Les réponses au problème sont en théorie simple : il faut retrouver le goût de nouvelles pistes éditoriales, du terrain et dans l’absolu de l’authenticité. Mais avant cela, il y a un impératif : ne jamais se complaire dans la tentation du confort de l’entre-soi. J’essaie de me dire cela chaque semaine en invitant des auteurs ou experts intéressants pour mon émission de géopolitique !  

Enfin, selon vous, cette « brèche » dans le mainstream est-elle appelée à s’élargir ou à se refermer sous la pression conjuguée des régulations, de la censure numérique, des grands groupes technologiques et d’un système à bout de souffle mais déterminés à se défendre (p.26) ?

Les pressions ou tentatives de refermer cette brèche ne cesseront pas. Le pouvoir en jeu est trop important pour être lâché. C8 a été censuré par des juges non élus, CNews concentre les tirs les plus visibles. TVL a subi la fermeture de son compte bancaire au printemps dernier. J’ai accessoirement vécu deux liquidations judiciaires à la suite de l’interdiction de diffusion visant les médias russes Sputnik Paris et RT France. Bien sûr, les circonstances sont différentes, liées à la tragédie de la guerre ukrainienne, mais ces interdictions ont instauré un précédent qui pourrait être étendu à des médias nationaux. Quiconque a du pouvoir est tenté d’en abuser, n’est-ce pas.

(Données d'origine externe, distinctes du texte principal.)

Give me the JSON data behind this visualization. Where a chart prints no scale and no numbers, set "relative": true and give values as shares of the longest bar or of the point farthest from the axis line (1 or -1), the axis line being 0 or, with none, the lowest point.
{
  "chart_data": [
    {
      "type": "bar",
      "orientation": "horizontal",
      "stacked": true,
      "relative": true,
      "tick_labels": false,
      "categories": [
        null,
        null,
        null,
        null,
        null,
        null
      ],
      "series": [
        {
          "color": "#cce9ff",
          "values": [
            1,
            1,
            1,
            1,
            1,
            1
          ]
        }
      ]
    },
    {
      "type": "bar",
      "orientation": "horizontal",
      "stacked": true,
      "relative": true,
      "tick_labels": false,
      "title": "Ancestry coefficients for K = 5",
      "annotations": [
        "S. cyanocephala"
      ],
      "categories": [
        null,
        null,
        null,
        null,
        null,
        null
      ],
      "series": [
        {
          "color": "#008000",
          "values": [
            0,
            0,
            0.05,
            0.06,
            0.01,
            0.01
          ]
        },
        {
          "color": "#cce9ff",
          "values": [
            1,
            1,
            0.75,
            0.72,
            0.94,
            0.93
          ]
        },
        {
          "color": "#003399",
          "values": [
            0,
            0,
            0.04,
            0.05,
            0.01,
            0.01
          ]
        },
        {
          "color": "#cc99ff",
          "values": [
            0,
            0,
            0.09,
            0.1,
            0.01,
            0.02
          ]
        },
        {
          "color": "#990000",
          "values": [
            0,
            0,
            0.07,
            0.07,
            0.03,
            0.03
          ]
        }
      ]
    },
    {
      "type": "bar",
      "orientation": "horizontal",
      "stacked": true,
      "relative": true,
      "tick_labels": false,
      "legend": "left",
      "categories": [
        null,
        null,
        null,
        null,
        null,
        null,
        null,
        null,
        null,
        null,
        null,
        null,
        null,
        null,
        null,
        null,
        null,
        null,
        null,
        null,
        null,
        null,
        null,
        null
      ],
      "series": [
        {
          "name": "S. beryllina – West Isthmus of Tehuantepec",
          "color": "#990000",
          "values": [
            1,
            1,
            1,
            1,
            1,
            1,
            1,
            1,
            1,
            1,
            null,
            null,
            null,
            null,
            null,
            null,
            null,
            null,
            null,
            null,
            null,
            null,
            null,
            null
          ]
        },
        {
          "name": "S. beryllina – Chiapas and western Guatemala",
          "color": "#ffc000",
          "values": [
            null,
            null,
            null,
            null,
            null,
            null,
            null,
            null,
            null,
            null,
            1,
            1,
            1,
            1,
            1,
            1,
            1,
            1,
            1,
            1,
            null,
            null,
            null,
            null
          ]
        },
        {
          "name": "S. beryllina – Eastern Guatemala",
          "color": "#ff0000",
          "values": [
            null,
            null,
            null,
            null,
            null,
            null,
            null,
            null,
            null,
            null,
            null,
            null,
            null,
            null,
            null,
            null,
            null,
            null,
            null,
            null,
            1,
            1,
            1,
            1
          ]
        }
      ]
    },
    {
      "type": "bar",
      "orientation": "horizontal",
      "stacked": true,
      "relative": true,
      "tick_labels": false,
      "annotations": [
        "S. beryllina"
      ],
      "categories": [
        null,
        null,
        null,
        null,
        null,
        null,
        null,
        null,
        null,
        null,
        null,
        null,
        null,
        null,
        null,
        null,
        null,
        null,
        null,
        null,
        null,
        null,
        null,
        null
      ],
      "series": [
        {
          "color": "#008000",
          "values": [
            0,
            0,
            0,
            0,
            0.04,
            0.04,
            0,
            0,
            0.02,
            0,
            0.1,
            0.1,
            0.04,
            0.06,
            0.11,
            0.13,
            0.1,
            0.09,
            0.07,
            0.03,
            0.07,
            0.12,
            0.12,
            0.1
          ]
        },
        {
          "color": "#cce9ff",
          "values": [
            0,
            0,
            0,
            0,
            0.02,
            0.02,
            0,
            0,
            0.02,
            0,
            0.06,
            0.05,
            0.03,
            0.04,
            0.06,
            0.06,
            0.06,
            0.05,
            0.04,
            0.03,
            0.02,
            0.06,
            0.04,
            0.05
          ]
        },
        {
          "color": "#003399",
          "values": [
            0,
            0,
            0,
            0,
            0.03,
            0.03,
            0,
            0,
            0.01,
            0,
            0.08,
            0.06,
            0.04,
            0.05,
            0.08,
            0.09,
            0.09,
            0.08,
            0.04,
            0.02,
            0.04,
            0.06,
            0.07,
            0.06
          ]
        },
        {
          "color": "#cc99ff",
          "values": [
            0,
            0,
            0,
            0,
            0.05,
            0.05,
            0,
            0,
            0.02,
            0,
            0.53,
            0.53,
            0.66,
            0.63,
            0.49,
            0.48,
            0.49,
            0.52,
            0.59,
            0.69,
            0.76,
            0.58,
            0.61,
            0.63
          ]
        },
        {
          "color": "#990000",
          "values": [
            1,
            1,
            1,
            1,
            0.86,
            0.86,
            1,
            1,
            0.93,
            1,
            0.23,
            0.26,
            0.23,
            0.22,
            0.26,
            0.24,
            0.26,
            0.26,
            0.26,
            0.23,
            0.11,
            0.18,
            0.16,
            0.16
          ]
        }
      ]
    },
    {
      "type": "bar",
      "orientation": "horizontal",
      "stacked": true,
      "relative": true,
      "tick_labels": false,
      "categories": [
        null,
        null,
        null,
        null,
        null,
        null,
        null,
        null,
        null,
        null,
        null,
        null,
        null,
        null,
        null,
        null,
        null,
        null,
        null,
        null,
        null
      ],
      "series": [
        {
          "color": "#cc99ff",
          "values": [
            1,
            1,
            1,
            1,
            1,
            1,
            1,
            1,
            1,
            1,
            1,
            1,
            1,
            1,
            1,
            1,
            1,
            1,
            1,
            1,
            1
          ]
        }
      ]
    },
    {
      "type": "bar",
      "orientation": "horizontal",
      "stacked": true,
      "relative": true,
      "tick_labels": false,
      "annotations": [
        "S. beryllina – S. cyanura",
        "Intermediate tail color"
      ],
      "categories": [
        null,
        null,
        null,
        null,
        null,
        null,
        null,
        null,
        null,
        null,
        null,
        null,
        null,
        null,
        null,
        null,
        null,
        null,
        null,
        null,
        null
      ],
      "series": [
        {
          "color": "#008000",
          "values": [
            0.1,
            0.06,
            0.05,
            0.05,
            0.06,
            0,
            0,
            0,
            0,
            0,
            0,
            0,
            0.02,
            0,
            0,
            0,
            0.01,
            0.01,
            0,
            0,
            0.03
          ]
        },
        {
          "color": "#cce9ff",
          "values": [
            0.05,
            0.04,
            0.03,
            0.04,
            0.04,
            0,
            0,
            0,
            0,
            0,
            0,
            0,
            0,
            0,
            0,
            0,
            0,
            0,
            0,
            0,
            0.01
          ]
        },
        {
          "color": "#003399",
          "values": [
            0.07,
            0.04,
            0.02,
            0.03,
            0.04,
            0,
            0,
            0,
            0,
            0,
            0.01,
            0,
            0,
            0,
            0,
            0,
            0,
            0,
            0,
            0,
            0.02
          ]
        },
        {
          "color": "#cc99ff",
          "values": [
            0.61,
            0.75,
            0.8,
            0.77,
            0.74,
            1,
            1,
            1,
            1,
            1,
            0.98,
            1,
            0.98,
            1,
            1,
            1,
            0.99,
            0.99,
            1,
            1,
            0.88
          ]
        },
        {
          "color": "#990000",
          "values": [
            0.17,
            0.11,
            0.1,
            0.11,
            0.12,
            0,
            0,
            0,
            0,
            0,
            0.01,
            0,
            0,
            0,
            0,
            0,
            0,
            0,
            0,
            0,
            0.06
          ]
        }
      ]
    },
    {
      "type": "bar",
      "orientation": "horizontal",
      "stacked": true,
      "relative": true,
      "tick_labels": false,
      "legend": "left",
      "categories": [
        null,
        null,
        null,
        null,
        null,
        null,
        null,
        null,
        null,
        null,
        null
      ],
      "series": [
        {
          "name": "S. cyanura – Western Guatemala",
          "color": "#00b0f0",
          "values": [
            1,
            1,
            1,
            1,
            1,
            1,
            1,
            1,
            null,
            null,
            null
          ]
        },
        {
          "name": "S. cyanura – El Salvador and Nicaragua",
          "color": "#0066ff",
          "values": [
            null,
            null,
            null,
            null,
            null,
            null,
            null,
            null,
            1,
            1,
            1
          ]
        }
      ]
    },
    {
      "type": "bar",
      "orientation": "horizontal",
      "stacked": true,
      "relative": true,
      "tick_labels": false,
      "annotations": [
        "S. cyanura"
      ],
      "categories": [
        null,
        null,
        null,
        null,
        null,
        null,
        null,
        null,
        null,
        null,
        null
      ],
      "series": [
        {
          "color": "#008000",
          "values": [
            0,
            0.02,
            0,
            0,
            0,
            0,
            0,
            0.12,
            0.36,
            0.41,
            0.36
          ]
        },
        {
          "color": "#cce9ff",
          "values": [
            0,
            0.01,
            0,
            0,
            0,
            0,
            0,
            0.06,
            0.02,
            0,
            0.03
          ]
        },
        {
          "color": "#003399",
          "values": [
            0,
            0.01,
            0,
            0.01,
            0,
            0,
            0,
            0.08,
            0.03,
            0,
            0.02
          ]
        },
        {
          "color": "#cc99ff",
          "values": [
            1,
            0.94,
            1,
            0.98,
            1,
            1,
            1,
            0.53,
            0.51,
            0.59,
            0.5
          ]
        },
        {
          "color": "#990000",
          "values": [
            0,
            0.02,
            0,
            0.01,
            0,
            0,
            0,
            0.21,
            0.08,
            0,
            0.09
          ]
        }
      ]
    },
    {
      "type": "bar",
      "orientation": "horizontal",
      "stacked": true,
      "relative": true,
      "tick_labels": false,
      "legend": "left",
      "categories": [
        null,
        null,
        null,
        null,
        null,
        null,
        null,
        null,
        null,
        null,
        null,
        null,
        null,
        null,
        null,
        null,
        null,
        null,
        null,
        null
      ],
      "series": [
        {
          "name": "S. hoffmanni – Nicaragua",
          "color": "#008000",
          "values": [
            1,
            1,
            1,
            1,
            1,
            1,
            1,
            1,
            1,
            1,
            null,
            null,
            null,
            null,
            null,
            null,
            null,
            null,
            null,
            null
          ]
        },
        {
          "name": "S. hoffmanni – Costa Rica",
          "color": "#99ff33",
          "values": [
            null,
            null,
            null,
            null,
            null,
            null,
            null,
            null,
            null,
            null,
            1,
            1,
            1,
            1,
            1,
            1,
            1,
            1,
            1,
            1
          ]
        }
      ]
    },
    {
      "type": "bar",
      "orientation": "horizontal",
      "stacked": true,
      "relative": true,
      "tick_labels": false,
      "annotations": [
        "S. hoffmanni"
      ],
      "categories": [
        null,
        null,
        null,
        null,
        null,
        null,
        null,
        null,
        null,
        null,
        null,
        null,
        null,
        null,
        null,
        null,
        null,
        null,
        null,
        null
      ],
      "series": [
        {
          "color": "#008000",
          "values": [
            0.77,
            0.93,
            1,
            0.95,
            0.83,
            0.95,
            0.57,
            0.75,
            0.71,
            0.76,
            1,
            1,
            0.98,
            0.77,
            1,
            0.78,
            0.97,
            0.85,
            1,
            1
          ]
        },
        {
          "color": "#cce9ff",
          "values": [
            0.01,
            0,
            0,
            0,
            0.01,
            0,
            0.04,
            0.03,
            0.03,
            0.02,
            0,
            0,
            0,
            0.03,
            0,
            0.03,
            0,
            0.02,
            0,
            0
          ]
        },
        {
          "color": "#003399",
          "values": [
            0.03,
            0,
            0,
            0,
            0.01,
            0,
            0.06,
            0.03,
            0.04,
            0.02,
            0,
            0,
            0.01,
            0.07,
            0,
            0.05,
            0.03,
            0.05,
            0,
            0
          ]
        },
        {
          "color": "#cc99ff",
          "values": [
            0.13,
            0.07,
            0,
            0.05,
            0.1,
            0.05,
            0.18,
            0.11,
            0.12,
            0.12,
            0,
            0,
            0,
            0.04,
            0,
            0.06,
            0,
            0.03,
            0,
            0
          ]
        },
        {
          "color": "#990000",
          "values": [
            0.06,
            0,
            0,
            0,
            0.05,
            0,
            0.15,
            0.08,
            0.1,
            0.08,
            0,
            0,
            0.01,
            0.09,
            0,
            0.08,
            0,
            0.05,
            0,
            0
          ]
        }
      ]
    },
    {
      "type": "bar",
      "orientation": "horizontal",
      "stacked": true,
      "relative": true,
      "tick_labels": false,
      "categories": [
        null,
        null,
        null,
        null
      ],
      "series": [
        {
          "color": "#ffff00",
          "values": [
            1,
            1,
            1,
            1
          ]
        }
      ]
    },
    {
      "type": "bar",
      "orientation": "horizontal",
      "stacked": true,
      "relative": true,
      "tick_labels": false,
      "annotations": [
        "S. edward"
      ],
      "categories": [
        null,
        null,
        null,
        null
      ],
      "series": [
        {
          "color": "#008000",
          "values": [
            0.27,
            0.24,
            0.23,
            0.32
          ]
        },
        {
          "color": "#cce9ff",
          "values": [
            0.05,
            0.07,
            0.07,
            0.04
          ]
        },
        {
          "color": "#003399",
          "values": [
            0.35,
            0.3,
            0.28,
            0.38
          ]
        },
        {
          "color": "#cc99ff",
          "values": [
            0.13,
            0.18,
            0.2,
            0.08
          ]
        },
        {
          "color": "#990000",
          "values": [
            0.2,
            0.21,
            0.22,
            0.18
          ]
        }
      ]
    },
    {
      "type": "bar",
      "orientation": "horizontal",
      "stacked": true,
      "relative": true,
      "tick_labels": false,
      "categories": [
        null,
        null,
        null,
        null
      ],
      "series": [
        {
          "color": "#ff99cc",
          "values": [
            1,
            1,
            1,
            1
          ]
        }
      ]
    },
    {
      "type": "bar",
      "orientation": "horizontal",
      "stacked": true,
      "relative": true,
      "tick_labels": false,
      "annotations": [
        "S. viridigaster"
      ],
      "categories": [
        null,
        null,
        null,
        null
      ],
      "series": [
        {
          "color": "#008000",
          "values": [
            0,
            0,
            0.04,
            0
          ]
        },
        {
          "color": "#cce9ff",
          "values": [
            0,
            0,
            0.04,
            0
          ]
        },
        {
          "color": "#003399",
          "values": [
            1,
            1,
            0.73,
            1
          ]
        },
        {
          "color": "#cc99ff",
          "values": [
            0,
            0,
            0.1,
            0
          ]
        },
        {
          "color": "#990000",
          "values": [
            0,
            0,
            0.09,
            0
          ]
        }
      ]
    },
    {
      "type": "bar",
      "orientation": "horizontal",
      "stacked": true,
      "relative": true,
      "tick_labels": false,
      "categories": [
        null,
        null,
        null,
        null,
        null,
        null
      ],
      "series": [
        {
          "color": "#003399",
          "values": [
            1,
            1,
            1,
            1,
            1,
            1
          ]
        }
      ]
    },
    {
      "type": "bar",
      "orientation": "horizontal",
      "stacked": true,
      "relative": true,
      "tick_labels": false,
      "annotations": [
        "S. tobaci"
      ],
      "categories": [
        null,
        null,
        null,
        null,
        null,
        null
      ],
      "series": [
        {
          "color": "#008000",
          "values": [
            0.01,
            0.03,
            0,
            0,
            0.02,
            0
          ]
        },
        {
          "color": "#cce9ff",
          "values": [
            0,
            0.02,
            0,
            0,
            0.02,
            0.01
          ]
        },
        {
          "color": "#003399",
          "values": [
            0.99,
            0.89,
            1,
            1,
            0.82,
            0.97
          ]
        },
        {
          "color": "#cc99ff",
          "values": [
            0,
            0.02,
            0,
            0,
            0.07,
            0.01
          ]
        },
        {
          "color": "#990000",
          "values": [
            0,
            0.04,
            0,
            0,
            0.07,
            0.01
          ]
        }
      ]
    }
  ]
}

Mais il est possible de jouer au chat et à la souris et de perdurer. Il n’y aura peut-être pas de Grand Soir et l’avenir ne sera pas forcément radieux, mais les grandes tendances d’érosion du mainstream, par la conjugaison d’innovations technologiques, d’évolutions générationnelles et de besoin d’alternatives que nous venons d’évoquer sont trop lourdes pour disparaître. Vous le dites, le système est à bout de souffle.